Директор школы товарищ Маркман до революции был сапожником. Он говорил невнятно, картаво и певуче. Поэтому выступал редко и немногословно.
– Ну вот, издесь все в общем и целом сказали пхавильно. Значит, надо, чтобы сообща, как следуит, учеба по-ленински, значит. И чтоб дисциплина и успехи. И на отлично, значит. И учком тоже должен, значит, обеспечить дисциплину и учебу. И чтоб учителям не ставить палки в колеса, значит. Никакая демагогия, никакая па-ахтизанщина, никакой хулиганизм нельзя допускать. Нам хабочий класс и советская власть создают какие условия! Значит, единая тху-удовая школа. Учебные пособия. Помещение. Вот буфет для питания, высшее качество. Мастехские имеем. Учком, свое самоупхавление. Значит, даешь учебу. Сейчас надо уже не даешь Вахшаву, а даешь учебу. Это, значит, надо понимать, надо иметь сознательность школьническая, ну, школьная, такая, то есть всеобщая сознательность по заветам Ильича, значит, даешь учеба на отлично…
Настоящим хозяином школы был завуч Николай Иванович Юдин, оставшийся еще от реальной гимназии. Он преподавал физику в старших группах. А его жена, сухонькая, тонкогубая француженка, преподавала географию с тех пор, как отменили уроки французского [78]

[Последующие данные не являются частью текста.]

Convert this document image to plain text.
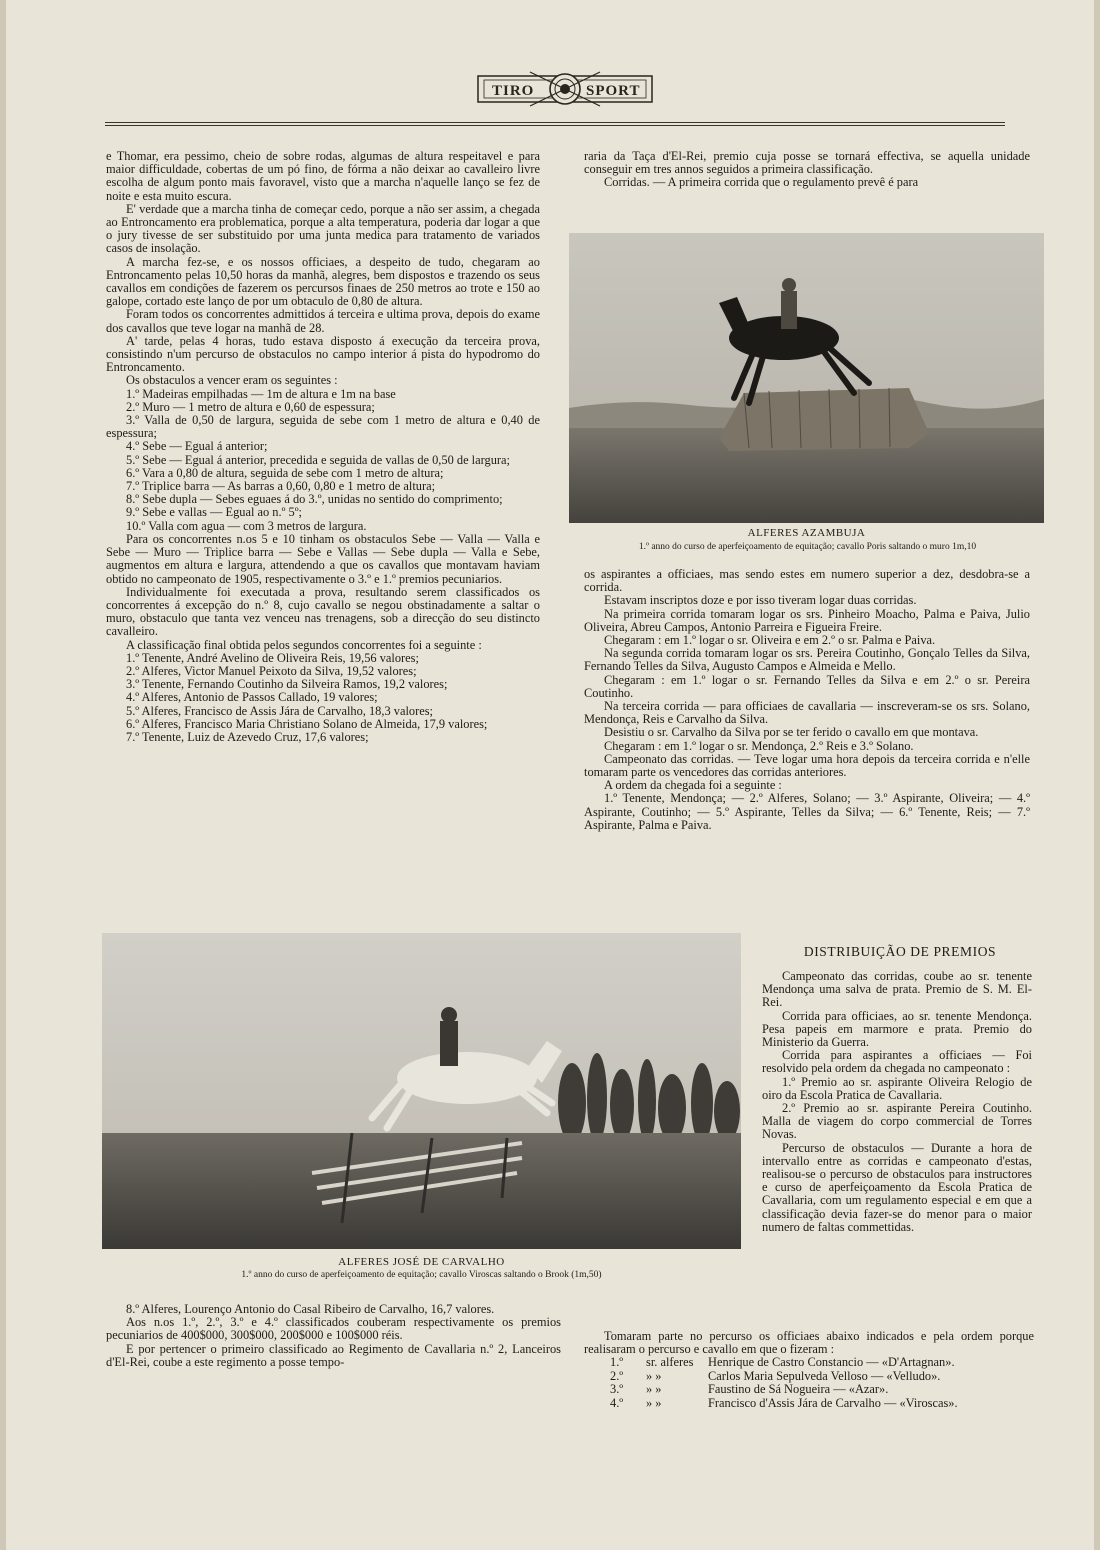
TIRO	SPORT

e Thomar, era pessimo, cheio de sobre rodas, algumas de altura respeitavel e para maior difficuldade, cobertas de um pó fino, de fórma a não deixar ao cavalleiro livre escolha de algum ponto mais favoravel, visto que a marcha n'aquelle lanço se fez de noite e esta muito escura.

E' verdade que a marcha tinha de começar cedo, porque a não ser assim, a chegada ao Entroncamento era problematica, porque a alta temperatura, poderia dar logar a que o jury tivesse de ser substituido por uma junta medica para tratamento de variados casos de insolação.

A marcha fez-se, e os nossos officiaes, a despeito de tudo, chegaram ao Entroncamento pelas 10,50 horas da manhã, alegres, bem dispostos e trazendo os seus cavallos em condições de fazerem os percursos finaes de 250 metros ao trote e 150 ao galope, cortado este lanço de por um obtaculo de 0,80 de altura.

Foram todos os concorrentes admittidos á terceira e ultima prova, depois do exame dos cavallos que teve logar na manhã de 28.

A' tarde, pelas 4 horas, tudo estava disposto á execução da terceira prova, consistindo n'um percurso de obstaculos no campo interior á pista do hypodromo do Entroncamento.

Os obstaculos a vencer eram os seguintes :

1.º Madeiras empilhadas — 1m de altura e 1m na base

2.º Muro — 1 metro de altura e 0,60 de espessura;

3.º Valla de 0,50 de largura, seguida de sebe com 1 metro de altura e 0,40 de espessura;

4.º Sebe — Egual á anterior;

5.º Sebe — Egual á anterior, precedida e seguida de vallas de 0,50 de largura;

6.º Vara a 0,80 de altura, seguida de sebe com 1 metro de altura;

7.º Triplice barra — As barras a 0,60, 0,80 e 1 metro de altura;

8.º Sebe dupla — Sebes eguaes á do 3.º, unidas no sentido do comprimento;

9.º Sebe e vallas — Egual ao n.º 5º;

10.º Valla com agua — com 3 metros de largura.

Para os concorrentes n.os 5 e 10 tinham os obstaculos Sebe — Valla — Valla e Sebe — Muro — Triplice barra — Sebe e Vallas — Sebe dupla — Valla e Sebe, augmentos em altura e largura, attendendo a que os cavallos que montavam haviam obtido no campeonato de 1905, respectivamente o 3.º e 1.º premios pecuniarios.

Individualmente foi executada a prova, resultando serem classificados os concorrentes á excepção do n.º 8, cujo cavallo se negou obstinadamente a saltar o muro, obstaculo que tanta vez venceu nas trenagens, sob a direcção do seu distincto cavalleiro.

A classificação final obtida pelos segundos concorrentes foi a seguinte :

1.º Tenente, André Avelino de Oliveira Reis, 19,56 valores;

2.º Alferes, Victor Manuel Peixoto da Silva, 19,52 valores;

3.º Tenente, Fernando Coutinho da Silveira Ramos, 19,2 valores;

4.º Alferes, Antonio de Passos Callado, 19 valores;

5.º Alferes, Francisco de Assis Jára de Carvalho, 18,3 valores;

6.º Alferes, Francisco Maria Christiano Solano de Almeida, 17,9 valores;

7.º Tenente, Luiz de Azevedo Cruz, 17,6 valores;

raria da Taça d'El-Rei, premio cuja posse se tornará effectiva, se aquella unidade conseguir em tres annos seguidos a primeira classificação.

Corridas. — A primeira corrida que o regulamento prevê é para

ALFERES AZAMBUJA
1.º anno do curso de aperfeiçoamento de equitação; cavallo Poris saltando o muro 1m,10

os aspirantes a officiaes, mas sendo estes em numero superior a dez, desdobra-se a corrida.

Estavam inscriptos doze e por isso tiveram logar duas corridas.

Na primeira corrida tomaram logar os srs. Pinheiro Moacho, Palma e Paiva, Julio Oliveira, Abreu Campos, Antonio Parreira e Figueira Freire.

Chegaram : em 1.º logar o sr. Oliveira e em 2.º o sr. Palma e Paiva.

Na segunda corrida tomaram logar os srs. Pereira Coutinho, Gonçalo Telles da Silva, Fernando Telles da Silva, Augusto Campos e Almeida e Mello.

Chegaram : em 1.º logar o sr. Fernando Telles da Silva e em 2.º o sr. Pereira Coutinho.

Na terceira corrida — para officiaes de cavallaria — inscreveram-se os srs. Solano, Mendonça, Reis e Carvalho da Silva.

Desistiu o sr. Carvalho da Silva por se ter ferido o cavallo em que montava.

Chegaram : em 1.º logar o sr. Mendonça, 2.º Reis e 3.º Solano.

Campeonato das corridas. — Teve logar uma hora depois da terceira corrida e n'elle tomaram parte os vencedores das corridas anteriores.

A ordem da chegada foi a seguinte :

1.º Tenente, Mendonça; — 2.º Alferes, Solano; — 3.º Aspirante, Oliveira; — 4.º Aspirante, Coutinho; — 5.º Aspirante, Telles da Silva; — 6.º Tenente, Reis; — 7.º Aspirante, Palma e Paiva.

DISTRIBUIÇÃO DE PREMIOS

Campeonato das corridas, coube ao sr. tenente Mendonça uma salva de prata. Premio de S. M. El-Rei.

Corrida para officiaes, ao sr. tenente Mendonça. Pesa papeis em marmore e prata. Premio do Ministerio da Guerra.

Corrida para aspirantes a officiaes — Foi resolvido pela ordem da chegada no campeonato :

1.º Premio ao sr. aspirante Oliveira Relogio de oiro da Escola Pratica de Cavallaria.

2.º Premio ao sr. aspirante Pereira Coutinho. Malla de viagem do corpo commercial de Torres Novas.

Percurso de obstaculos — Durante a hora de intervallo entre as corridas e campeonato d'estas, realisou-se o percurso de obstaculos para instructores e curso de aperfeiçoamento da Escola Pratica de Cavallaria, com um regulamento especial e em que a classificação devia fazer-se do menor para o maior numero de faltas commettidas.

ALFERES JOSÉ DE CARVALHO
1.º anno do curso de aperfeiçoamento de equitação; cavallo Viroscas saltando o Brook (1m,50)

8.º Alferes, Lourenço Antonio do Casal Ribeiro de Carvalho, 16,7 valores.

Aos n.os 1.º, 2.º, 3.º e 4.º classificados couberam respectivamente os premios pecuniarios de 400$000, 300$000, 200$000 e 100$000 réis.

E por pertencer o primeiro classificado ao Regimento de Cavallaria n.º 2, Lanceiros d'El-Rei, coube a este regimento a posse tempo-

Tomaram parte no percurso os officiaes abaixo indicados e pela ordem porque realisaram o percurso e cavallo em que o fizeram :

1.º	sr. alferes	Henrique de Castro Constancio — «D'Artagnan».
2.º	» »	Carlos Maria Sepulveda Velloso — «Velludo».
3.º	» »	Faustino de Sá Nogueira — «Azar».
4.º	» »	Francisco d'Assis Jára de Carvalho — «Viroscas».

Когда „проходили“ Египет, она рассказывала, как Наполеон, воодушевляя своих солдат, говорил о том, что „сорок веков смотрят на нас с высоты этих пирамид“. И потом обязательно спрашивала: „А ты помнишь, что сказаль император Наполеон о пирамидах?“ и „Почему это сказаль император Наполеон?“ – и сладенько улыбаясь, кивала, когда отвечали правильно. Я ответил урок сносно, однако на вопрос о Наполеоне возразил:
– А зачем это нужно повторять, что сказал какой-то император? Он был угнетатель народа, эксплуататор, контрреволюционер и ни при чем к географии.